Students and faculty from SOU’s Environmental Science and Policy program are currently in Ecuador, wrapping up the field course “EcoAdventure: Andes to Amazon,” which focuses on tourism’s impact on the culture, environment and biodiversity of that South American country and the region surrounding it.
The trip is led by Vincent Smith, director of the university’s Division of Business, Communication and the Environment. Past versions of the annual EcoAdventure excursion have taken students to northern California’s Lassen and Yosemite national parks, Mexico’s Yucatan Peninsula, Costa Rica and, last year, to the Bear Creek Greenway to help with restoration efforts from the 2020 Almeda Fire.
Each year’s EcoAdventure courses are intended to connect students with real-world environmental issues and create an atmosphere of investigation and problem-solving. The focus this year is on sustainable development and balancing the benefits of tourism with the cultural values of the Amazon region.
“A large part of our goal is to change the script on how tourism takes place in places like the Amazon,” Smith said. “Rather than passing through a place, our goal is to be in the place with the people there.”
For example, students in this year’s course joined a group in an indigenous Kichwa village, combatting patriarchy and promoting women’s rights.

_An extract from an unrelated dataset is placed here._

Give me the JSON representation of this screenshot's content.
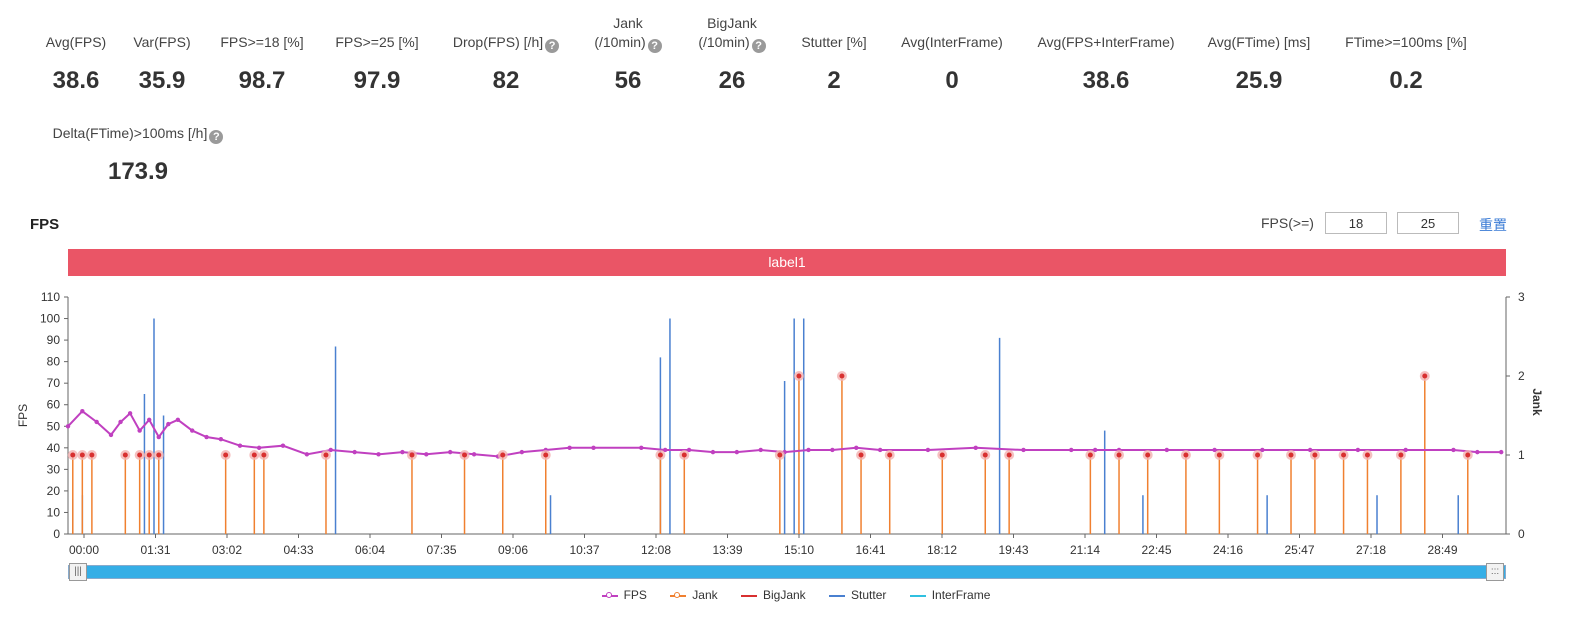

The group has also enjoyed more tourist-related pursuits, including up-close experiences with monkeys, parrots and a boa constrictor.
Participants in the SOU course toured the Mindo Wildlife Canopy and Ecuador’s capital Quito, visited the Butterfly and Hummingbird Gardens, rafted in the Napo River, took a Pacmanca cooking class and visited the Papallacta Hot Springs.
The total cost of the course was about $4,000, including six credits of tuition and a trip fee that included airfare, lodging, food and ground transportation. The EcoAdventure courses are open to all SOU students, regardless of their major – and this year’s students come from SOU’s communication, psychology and art programs, along with Environmental Science and Policy.